My argument with Mr. Nixon and with the Republican
administration is that they do not have sufficient vision, sufficient vigor,
sufficient imagination, sufficient foresight to see that the unfinished
business before us calls for us not merely to be first today, not merely
to be strong enough today, but to be strong enough in 1970, in 1980. We
protect not only our own security, but the security of all those who look
to us, and the security of our children. Therefore, I think it is incumbent
upon us to make the right decisions, to choose the strong way, to choose,
if necessary, the hard way, for ourselves and for those who depend upon
us.
Here in Lorain, in Ohio, in the United States,
this fight is going to be fought. We cannot possibly miss. We cannot possibly
fail, if we maintain our freedom and our strength, because our system represents
in my opinion the basic aspiration of people everywhere. The experience
of Eastern Germany, of Hungary, of Poland, of Tibet, all these show that
people want to be free, and if they feel that we are strong, if they feel
that events are moving in our direction, and not in the direction of the
Communists, I think they will come with us. And what is true of Eastern
Europe is true of Africa and Asia and Latin America. The big question in
their minds, and the question which we have to settle in the next 8 years
is, is the world moving toward freedom or toward the Communists?

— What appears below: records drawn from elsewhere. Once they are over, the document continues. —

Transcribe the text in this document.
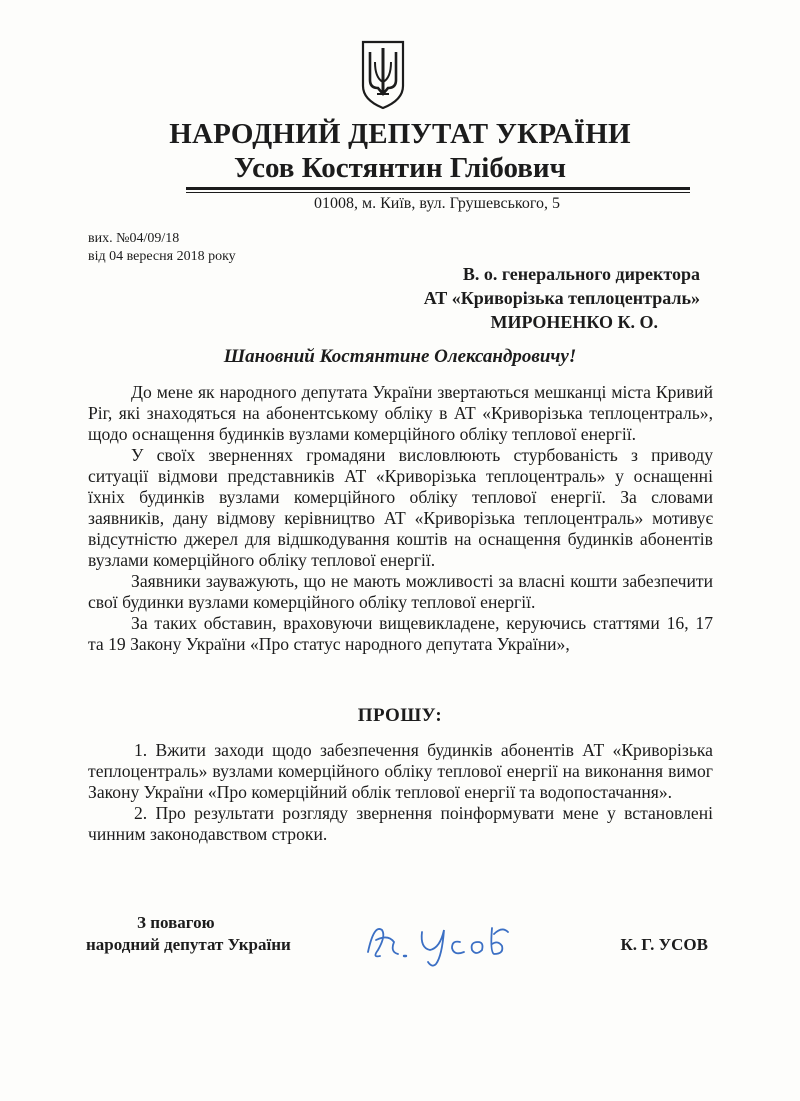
НАРОДНИЙ ДЕПУТАТ УКРАЇНИ
Усов Костянтин Глібович
01008, м. Київ, вул. Грушевського, 5
вих. №04/09/18
від 04 вересня 2018 року
В. о. генерального директора
АТ «Криворізька теплоцентраль»
МИРОНЕНКО К. О.
Шановний Костянтине Олександровичу!

До мене як народного депутата України звертаються мешканці міста Кривий Ріг, які знаходяться на абонентському обліку в АТ «Криворізька теплоцентраль», щодо оснащення будинків вузлами комерційного обліку теплової енергії.

У своїх зверненнях громадяни висловлюють стурбованість з приводу ситуації відмови представників АТ «Криворізька теплоцентраль» у оснащенні їхніх будинків вузлами комерційного обліку теплової енергії. За словами заявників, дану відмову керівництво АТ «Криворізька теплоцентраль» мотивує відсутністю джерел для відшкодування коштів на оснащення будинків абонентів вузлами комерційного обліку теплової енергії.

Заявники зауважують, що не мають можливості за власні кошти забезпечити свої будинки вузлами комерційного обліку теплової енергії.

За таких обставин, враховуючи вищевикладене, керуючись статтями 16, 17 та 19 Закону України «Про статус народного депутата України»,

ПРОШУ:

1. Вжити заходи щодо забезпечення будинків абонентів АТ «Криворізька теплоцентраль» вузлами комерційного обліку теплової енергії на виконання вимог Закону України «Про комерційний облік теплової енергії та водопостачання».

2. Про результати розгляду звернення поінформувати мене у встановлені чинним законодавством строки.

З повагою
народний депутат України	К. Г. УСОВ
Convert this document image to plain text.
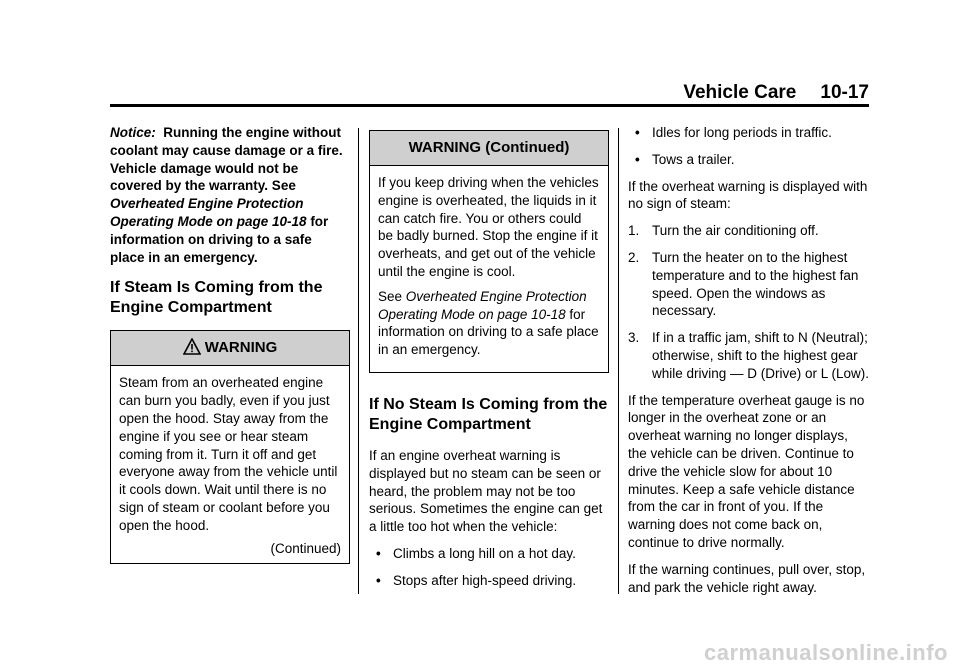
Vehicle Care 10-17

Notice: Running the engine without coolant may cause damage or a fire. Vehicle damage would not be covered by the warranty. See Overheated Engine Protection Operating Mode on page 10-18 for information on driving to a safe place in an emergency.

If Steam Is Coming from the Engine Compartment
WARNING

Steam from an overheated engine can burn you badly, even if you just open the hood. Stay away from the engine if you see or hear steam coming from it. Turn it off and get everyone away from the vehicle until it cools down. Wait until there is no sign of steam or coolant before you open the hood.

(Continued)
WARNING (Continued)

If you keep driving when the vehicles engine is overheated, the liquids in it can catch fire. You or others could be badly burned. Stop the engine if it overheats, and get out of the vehicle until the engine is cool.

See Overheated Engine Protection Operating Mode on page 10-18 for information on driving to a safe place in an emergency.

If No Steam Is Coming from the Engine Compartment

If an engine overheat warning is displayed but no steam can be seen or heard, the problem may not be too serious. Sometimes the engine can get a little too hot when the vehicle:

• Climbs a long hill on a hot day.
• Stops after high-speed driving.
• Idles for long periods in traffic.
• Tows a trailer.

If the overheat warning is displayed with no sign of steam:

1. Turn the air conditioning off.
2. Turn the heater on to the highest temperature and to the highest fan speed. Open the windows as necessary.
3. If in a traffic jam, shift to N (Neutral); otherwise, shift to the highest gear while driving — D (Drive) or L (Low).

If the temperature overheat gauge is no longer in the overheat zone or an overheat warning no longer displays, the vehicle can be driven. Continue to drive the vehicle slow for about 10 minutes. Keep a safe vehicle distance from the car in front of you. If the warning does not come back on, continue to drive normally.

If the warning continues, pull over, stop, and park the vehicle right away.

carmanualsonline.info
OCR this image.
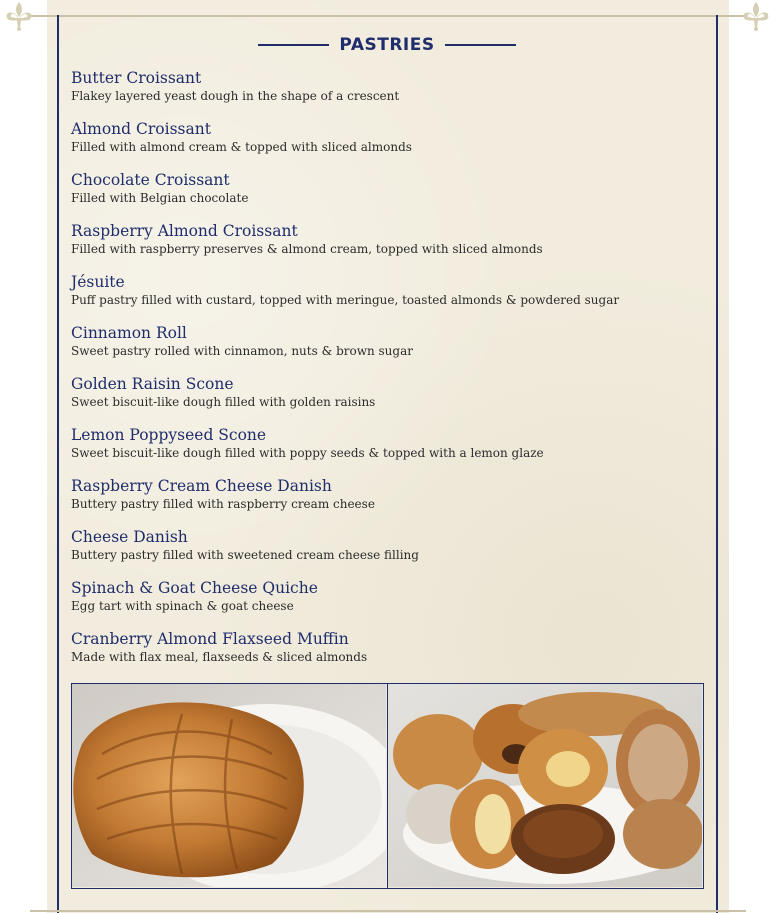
PASTRIES
Butter Croissant
Flakey layered yeast dough in the shape of a crescent
Almond Croissant
Filled with almond cream & topped with sliced almonds
Chocolate Croissant
Filled with Belgian chocolate
Raspberry Almond Croissant
Filled with raspberry preserves & almond cream, topped with sliced almonds
Jésuite
Puff pastry filled with custard, topped with meringue, toasted almonds & powdered sugar
Cinnamon Roll
Sweet pastry rolled with cinnamon, nuts & brown sugar
Golden Raisin Scone
Sweet biscuit-like dough filled with golden raisins
Lemon Poppyseed Scone
Sweet biscuit-like dough filled with poppy seeds & topped with a lemon glaze
Raspberry Cream Cheese Danish
Buttery pastry filled with raspberry cream cheese
Cheese Danish
Buttery pastry filled with sweetened cream cheese filling
Spinach & Goat Cheese Quiche
Egg tart with spinach & goat cheese
Cranberry Almond Flaxseed Muffin
Made with flax meal, flaxseeds & sliced almonds
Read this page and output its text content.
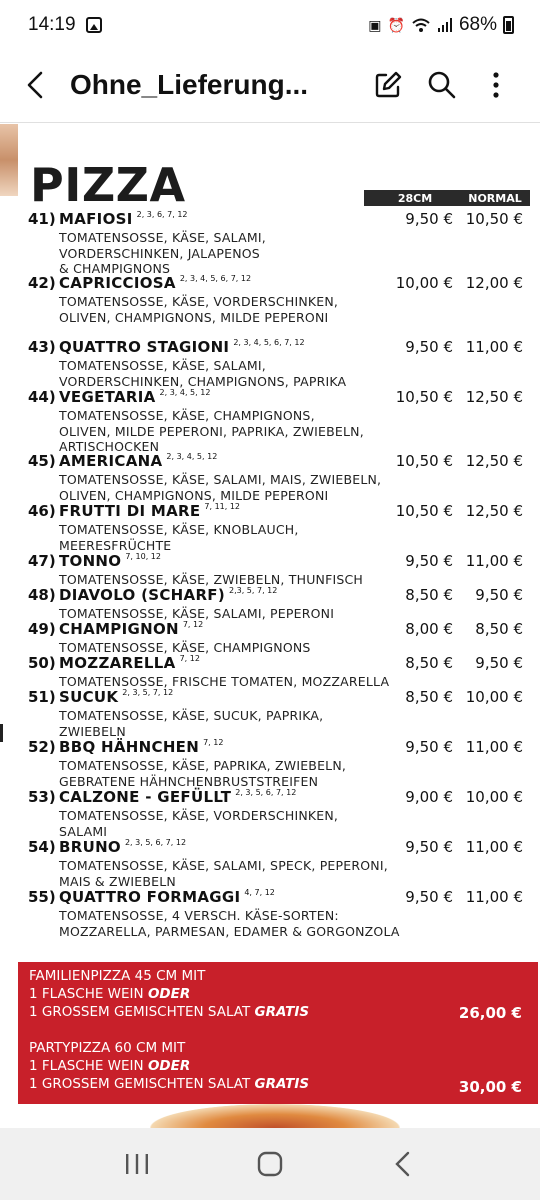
14:19	▣ ⏰	68%
Ohne_Lieferung...
PIZZA	28CM	NORMAL
41) MAFIOSI 2, 3, 6, 7, 12	9,50 € 10,50 €
TOMATENSOSSE, KÄSE, SALAMI,
VORDERSCHINKEN, JALAPENOS
& CHAMPIGNONS
42) CAPRICCIOSA 2, 3, 4, 5, 6, 7, 12	10,00 € 12,00 €
TOMATENSOSSE, KÄSE, VORDERSCHINKEN,
OLIVEN, CHAMPIGNONS, MILDE PEPERONI
43) QUATTRO STAGIONI 2, 3, 4, 5, 6, 7, 12	9,50 € 11,00 €
TOMATENSOSSE, KÄSE, SALAMI,
VORDERSCHINKEN, CHAMPIGNONS, PAPRIKA
44) VEGETARIA 2, 3, 4, 5, 12	10,50 € 12,50 €
TOMATENSOSSE, KÄSE, CHAMPIGNONS,
OLIVEN, MILDE PEPERONI, PAPRIKA, ZWIEBELN,
ARTISCHOCKEN
45) AMERICANA 2, 3, 4, 5, 12	10,50 € 12,50 €
TOMATENSOSSE, KÄSE, SALAMI, MAIS, ZWIEBELN,
OLIVEN, CHAMPIGNONS, MILDE PEPERONI
46) FRUTTI DI MARE 7, 11, 12	10,50 € 12,50 €
TOMATENSOSSE, KÄSE, KNOBLAUCH,
MEERESFRÜCHTE
47) TONNO 7, 10, 12	9,50 € 11,00 €
TOMATENSOSSE, KÄSE, ZWIEBELN, THUNFISCH
48) DIAVOLO (SCHARF) 2,3, 5, 7, 12	8,50 €	9,50 €
TOMATENSOSSE, KÄSE, SALAMI, PEPERONI
49) CHAMPIGNON 7, 12	8,00 €	8,50 €
TOMATENSOSSE, KÄSE, CHAMPIGNONS
50) MOZZARELLA 7, 12	8,50 €	9,50 €
TOMATENSOSSE, FRISCHE TOMATEN, MOZZARELLA
51) SUCUK 2, 3, 5, 7, 12	8,50 € 10,00 €
TOMATENSOSSE, KÄSE, SUCUK, PAPRIKA,
ZWIEBELN
52) BBQ HÄHNCHEN 7, 12	9,50 € 11,00 €
TOMATENSOSSE, KÄSE, PAPRIKA, ZWIEBELN,
GEBRATENE HÄHNCHENBRUSTSTREIFEN
53) CALZONE - GEFÜLLT 2, 3, 5, 6, 7, 12	9,00 € 10,00 €
TOMATENSOSSE, KÄSE, VORDERSCHINKEN,
SALAMI
54) BRUNO 2, 3, 5, 6, 7, 12	9,50 € 11,00 €
TOMATENSOSSE, KÄSE, SALAMI, SPECK, PEPERONI,
MAIS & ZWIEBELN
55) QUATTRO FORMAGGI 4, 7, 12	9,50 € 11,00 €
TOMATENSOSSE, 4 VERSCH. KÄSE-SORTEN:
MOZZARELLA, PARMESAN, EDAMER & GORGONZOLA
FAMILIENPIZZA 45 CM MIT
1 FLASCHE WEIN ODER
1 GROSSEM GEMISCHTEN SALAT GRATIS	26,00 €
PARTYPIZZA 60 CM MIT
1 FLASCHE WEIN ODER
1 GROSSEM GEMISCHTEN SALAT GRATIS	30,00 €
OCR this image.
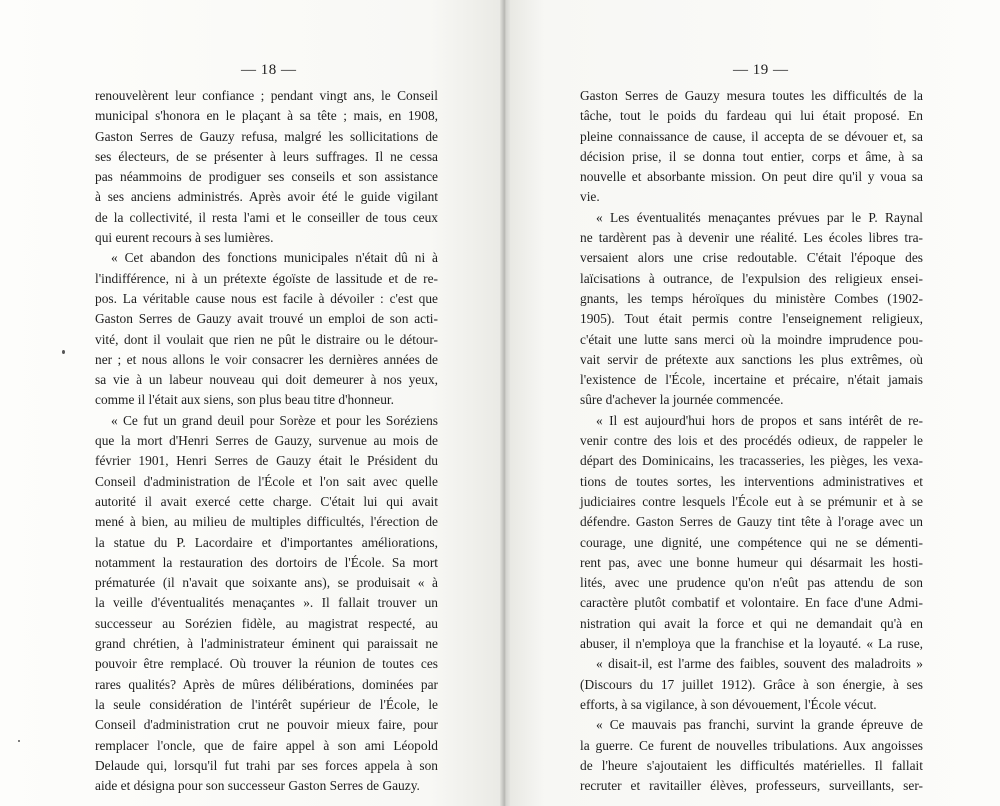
— 18 —
renouvelèrent leur confiance ; pendant vingt ans, le Conseil
municipal s'honora en le plaçant à sa tête ; mais, en 1908,
Gaston Serres de Gauzy refusa, malgré les sollicitations de
ses électeurs, de se présenter à leurs suffrages. Il ne cessa
pas néammoins de prodiguer ses conseils et son assistance
à ses anciens administrés. Après avoir été le guide vigilant
de la collectivité, il resta l'ami et le conseiller de tous ceux
qui eurent recours à ses lumières.
« Cet abandon des fonctions municipales n'était dû ni à
l'indifférence, ni à un prétexte égoïste de lassitude et de re-
pos. La véritable cause nous est facile à dévoiler : c'est que
Gaston Serres de Gauzy avait trouvé un emploi de son acti-
vité, dont il voulait que rien ne pût le distraire ou le détour-
ner ; et nous allons le voir consacrer les dernières années de
sa vie à un labeur nouveau qui doit demeurer à nos yeux,
comme il l'était aux siens, son plus beau titre d'honneur.
« Ce fut un grand deuil pour Sorèze et pour les Soréziens
que la mort d'Henri Serres de Gauzy, survenue au mois de
février 1901, Henri Serres de Gauzy était le Président du
Conseil d'administration de l'École et l'on sait avec quelle
autorité il avait exercé cette charge. C'était lui qui avait
mené à bien, au milieu de multiples difficultés, l'érection de
la statue du P. Lacordaire et d'importantes améliorations,
notamment la restauration des dortoirs de l'École. Sa mort
prématurée (il n'avait que soixante ans), se produisait « à
la veille d'éventualités menaçantes ». Il fallait trouver un
successeur au Sorézien fidèle, au magistrat respecté, au
grand chrétien, à l'administrateur éminent qui paraissait ne
pouvoir être remplacé. Où trouver la réunion de toutes ces
rares qualités? Après de mûres délibérations, dominées par
la seule considération de l'intérêt supérieur de l'École, le
Conseil d'administration crut ne pouvoir mieux faire, pour
remplacer l'oncle, que de faire appel à son ami Léopold
Delaude qui, lorsqu'il fut trahi par ses forces appela à son
aide et désigna pour son successeur Gaston Serres de Gauzy.
— 19 —
Gaston Serres de Gauzy mesura toutes les difficultés de la
tâche, tout le poids du fardeau qui lui était proposé. En
pleine connaissance de cause, il accepta de se dévouer et, sa
décision prise, il se donna tout entier, corps et âme, à sa
nouvelle et absorbante mission. On peut dire qu'il y voua sa
vie.
« Les éventualités menaçantes prévues par le P. Raynal
ne tardèrent pas à devenir une réalité. Les écoles libres tra-
versaient alors une crise redoutable. C'était l'époque des
laïcisations à outrance, de l'expulsion des religieux ensei-
gnants, les temps héroïques du ministère Combes (1902-
1905). Tout était permis contre l'enseignement religieux,
c'était une lutte sans merci où la moindre imprudence pou-
vait servir de prétexte aux sanctions les plus extrêmes, où
l'existence de l'École, incertaine et précaire, n'était jamais
sûre d'achever la journée commencée.
« Il est aujourd'hui hors de propos et sans intérêt de re-
venir contre des lois et des procédés odieux, de rappeler le
départ des Dominicains, les tracasseries, les pièges, les vexa-
tions de toutes sortes, les interventions administratives et
judiciaires contre lesquels l'École eut à se prémunir et à se
défendre. Gaston Serres de Gauzy tint tête à l'orage avec un
courage, une dignité, une compétence qui ne se démenti-
rent pas, avec une bonne humeur qui désarmait les hosti-
lités, avec une prudence qu'on n'eût pas attendu de son
caractère plutôt combatif et volontaire. En face d'une Admi-
nistration qui avait la force et qui ne demandait qu'à en
abuser, il n'employa que la franchise et la loyauté. « La ruse,
« disait-il, est l'arme des faibles, souvent des maladroits »
(Discours du 17 juillet 1912). Grâce à son énergie, à ses
efforts, à sa vigilance, à son dévouement, l'École vécut.
« Ce mauvais pas franchi, survint la grande épreuve de
la guerre. Ce furent de nouvelles tribulations. Aux angoisses
de l'heure s'ajoutaient les difficultés matérielles. Il fallait
recruter et ravitailler élèves, professeurs, surveillants, ser-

I think it can move toward us. I think that
we can meet the challenge. I think we can demonstrate that we represent
the way of the future. The Communist system is as old as Egypt, and I think
we have the greatest chance in our time and generation to show Mr. Khrushchev
that Americans who fought in Anzio and in the Pacific now have determined
that the United States will move and meet its responsibilities at home
and abroad. Thank you. [Applause.]
I just want to say one word about the importance
of sending a good man to the House of Representatives. We need the best
people we can get in the House, the Senate, and the executive branch and
I think this district has a great chance in doing a service for itself
and the country if you elect Bill McCray to Congress. [Applause.]